5) Build momentum with time and find new ways to challenge yourself. As time goes by, you will find that any activity you choose will get easier and more enjoyable. It’s easy to slip into a comfort zone at this stage. So watch for cues. When you find that your workout is all too easy, you’re no longer breaking a sweat or you’re beginning to drag your feet every day, give yourself a new challenge. Increase the distance you run, time yourself and try and do it faster, add a weights routine, experiment with a higher level of a course you may have picked. Find a small milestone to achieve and make it your new goal. Set yourself a new challenge and build up to it gradually.

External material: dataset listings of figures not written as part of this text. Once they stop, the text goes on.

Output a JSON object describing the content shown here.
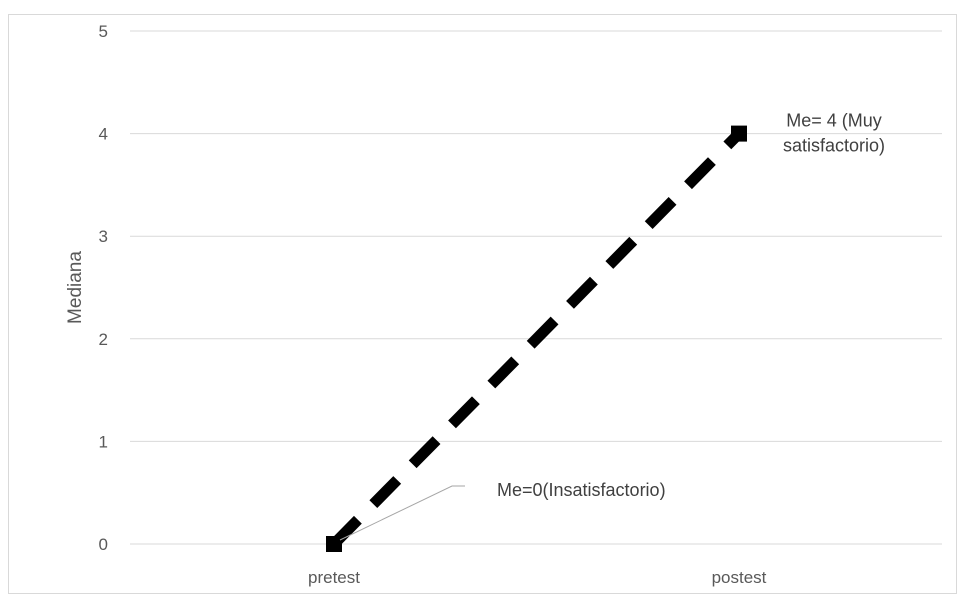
{
  "chart_data": {
    "type": "line",
    "title": "",
    "xlabel": "",
    "ylabel": "Mediana",
    "categories": [
      "pretest",
      "postest"
    ],
    "series": [
      {
        "values": [
          0,
          4
        ],
        "color": "#000000",
        "line_style": "dashed",
        "marker": "square"
      }
    ],
    "ylim": [
      0,
      5
    ],
    "yticks": [
      0,
      1,
      2,
      3,
      4,
      5
    ],
    "grid": true,
    "annotations": [
      {
        "lines": [
          "Me=0(Insatisfactorio)"
        ],
        "category": "pretest",
        "leader_line": true
      },
      {
        "lines": [
          "Me= 4 (Muy",
          "satisfactorio)"
        ],
        "category": "postest",
        "leader_line": false
      }
    ]
  }
}
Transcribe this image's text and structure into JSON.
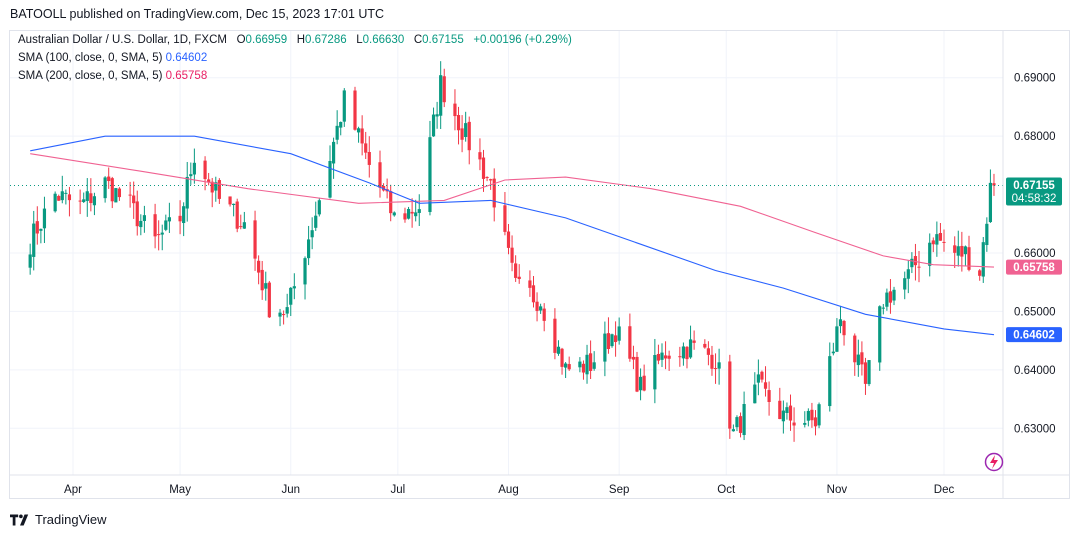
{
  "header": {
    "published": "BATOOLL published on TradingView.com, Dec 15, 2023 17:01 UTC"
  },
  "legend": {
    "symbol": "Australian Dollar / U.S. Dollar, 1D, FXCM",
    "o_label": "O",
    "o_value": "0.66959",
    "h_label": "H",
    "h_value": "0.67286",
    "l_label": "L",
    "l_value": "0.66630",
    "c_label": "C",
    "c_value": "0.67155",
    "change": "+0.00196 (+0.29%)",
    "sma100_label": "SMA (100, close, 0, SMA, 5)",
    "sma100_value": "0.64602",
    "sma200_label": "SMA (200, close, 0, SMA, 5)",
    "sma200_value": "0.65758"
  },
  "price_badge": {
    "price": "0.67155",
    "countdown": "04:58:32"
  },
  "sma100_badge": "0.64602",
  "sma200_badge": "0.65758",
  "footer": {
    "brand": "TradingView"
  },
  "colors": {
    "up": "#089981",
    "down": "#f23645",
    "sma100": "#2962ff",
    "sma200": "#f06292",
    "grid": "#f0f3fa"
  },
  "chart_data": {
    "type": "candlestick",
    "ylim": [
      0.622,
      0.698
    ],
    "y_ticks": [
      "0.69000",
      "0.68000",
      "0.66000",
      "0.65000",
      "0.64000",
      "0.63000"
    ],
    "x_ticks": [
      "Apr",
      "May",
      "Jun",
      "Jul",
      "Aug",
      "Sep",
      "Oct",
      "Nov",
      "Dec"
    ],
    "last_close": 0.67155,
    "keypoints": [
      {
        "date": "Mar 20",
        "close": 0.662
      },
      {
        "date": "Mar 27",
        "close": 0.67
      },
      {
        "date": "Apr 3",
        "close": 0.668
      },
      {
        "date": "Apr 10",
        "close": 0.672
      },
      {
        "date": "Apr 17",
        "close": 0.668
      },
      {
        "date": "Apr 24",
        "close": 0.662
      },
      {
        "date": "May 1",
        "close": 0.666
      },
      {
        "date": "May 5",
        "close": 0.677
      },
      {
        "date": "May 12",
        "close": 0.669
      },
      {
        "date": "May 19",
        "close": 0.665
      },
      {
        "date": "May 26",
        "close": 0.651
      },
      {
        "date": "May 31",
        "close": 0.65
      },
      {
        "date": "Jun 8",
        "close": 0.667
      },
      {
        "date": "Jun 16",
        "close": 0.686
      },
      {
        "date": "Jun 23",
        "close": 0.675
      },
      {
        "date": "Jun 30",
        "close": 0.666
      },
      {
        "date": "Jul 7",
        "close": 0.668
      },
      {
        "date": "Jul 13",
        "close": 0.689
      },
      {
        "date": "Jul 20",
        "close": 0.68
      },
      {
        "date": "Jul 27",
        "close": 0.672
      },
      {
        "date": "Aug 3",
        "close": 0.654
      },
      {
        "date": "Aug 10",
        "close": 0.652
      },
      {
        "date": "Aug 17",
        "close": 0.64
      },
      {
        "date": "Aug 24",
        "close": 0.641
      },
      {
        "date": "Aug 31",
        "close": 0.647
      },
      {
        "date": "Sep 7",
        "close": 0.637
      },
      {
        "date": "Sep 14",
        "close": 0.643
      },
      {
        "date": "Sep 21",
        "close": 0.644
      },
      {
        "date": "Sep 28",
        "close": 0.642
      },
      {
        "date": "Oct 3",
        "close": 0.629
      },
      {
        "date": "Oct 10",
        "close": 0.637
      },
      {
        "date": "Oct 17",
        "close": 0.632
      },
      {
        "date": "Oct 26",
        "close": 0.631
      },
      {
        "date": "Nov 2",
        "close": 0.649
      },
      {
        "date": "Nov 9",
        "close": 0.637
      },
      {
        "date": "Nov 14",
        "close": 0.652
      },
      {
        "date": "Nov 21",
        "close": 0.656
      },
      {
        "date": "Nov 28",
        "close": 0.663
      },
      {
        "date": "Dec 4",
        "close": 0.66
      },
      {
        "date": "Dec 7",
        "close": 0.66
      },
      {
        "date": "Dec 11",
        "close": 0.657
      },
      {
        "date": "Dec 14",
        "close": 0.671
      },
      {
        "date": "Dec 15",
        "close": 0.67155
      }
    ],
    "sma100_points": [
      {
        "date": "Mar 20",
        "value": 0.6775
      },
      {
        "date": "Apr 10",
        "value": 0.68
      },
      {
        "date": "May 5",
        "value": 0.68
      },
      {
        "date": "Jun 1",
        "value": 0.677
      },
      {
        "date": "Jun 23",
        "value": 0.672
      },
      {
        "date": "Jul 7",
        "value": 0.6685
      },
      {
        "date": "Jul 27",
        "value": 0.669
      },
      {
        "date": "Aug 17",
        "value": 0.666
      },
      {
        "date": "Sep 7",
        "value": 0.6615
      },
      {
        "date": "Sep 28",
        "value": 0.657
      },
      {
        "date": "Oct 17",
        "value": 0.654
      },
      {
        "date": "Nov 9",
        "value": 0.6495
      },
      {
        "date": "Dec 1",
        "value": 0.647
      },
      {
        "date": "Dec 15",
        "value": 0.64602
      }
    ],
    "sma200_points": [
      {
        "date": "Mar 20",
        "value": 0.677
      },
      {
        "date": "Apr 20",
        "value": 0.674
      },
      {
        "date": "May 20",
        "value": 0.671
      },
      {
        "date": "Jun 20",
        "value": 0.6685
      },
      {
        "date": "Jul 14",
        "value": 0.669
      },
      {
        "date": "Jul 31",
        "value": 0.6725
      },
      {
        "date": "Aug 17",
        "value": 0.673
      },
      {
        "date": "Sep 10",
        "value": 0.671
      },
      {
        "date": "Oct 5",
        "value": 0.668
      },
      {
        "date": "Oct 26",
        "value": 0.6635
      },
      {
        "date": "Nov 14",
        "value": 0.6595
      },
      {
        "date": "Nov 28",
        "value": 0.658
      },
      {
        "date": "Dec 15",
        "value": 0.65758
      }
    ]
  }
}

6) Most important of all, reward yourself! Remember to always be kind on yourself. Thank your body for cooperating with your new challenge, pat yourself on the back for every day that you successfully beat down the inertia monster and clock your workout. Reward yourself in small ways that will not harm you. A massage at the end of the week, a coffee date with friends or loved ones, a new pair of trainers when you hit a target, find something you would like to keep as a reward, and ensure that you give it to yourself when you meet your target.

Once you get past the first two weeks you will that inertia begins to fade away. The daily endorphin rush can be addictive and the boost of energy keeps you upbeat and happy right through the day. With time, once you have made fitness a daily habit in your routine, you will find it hard to give it up. Good luck!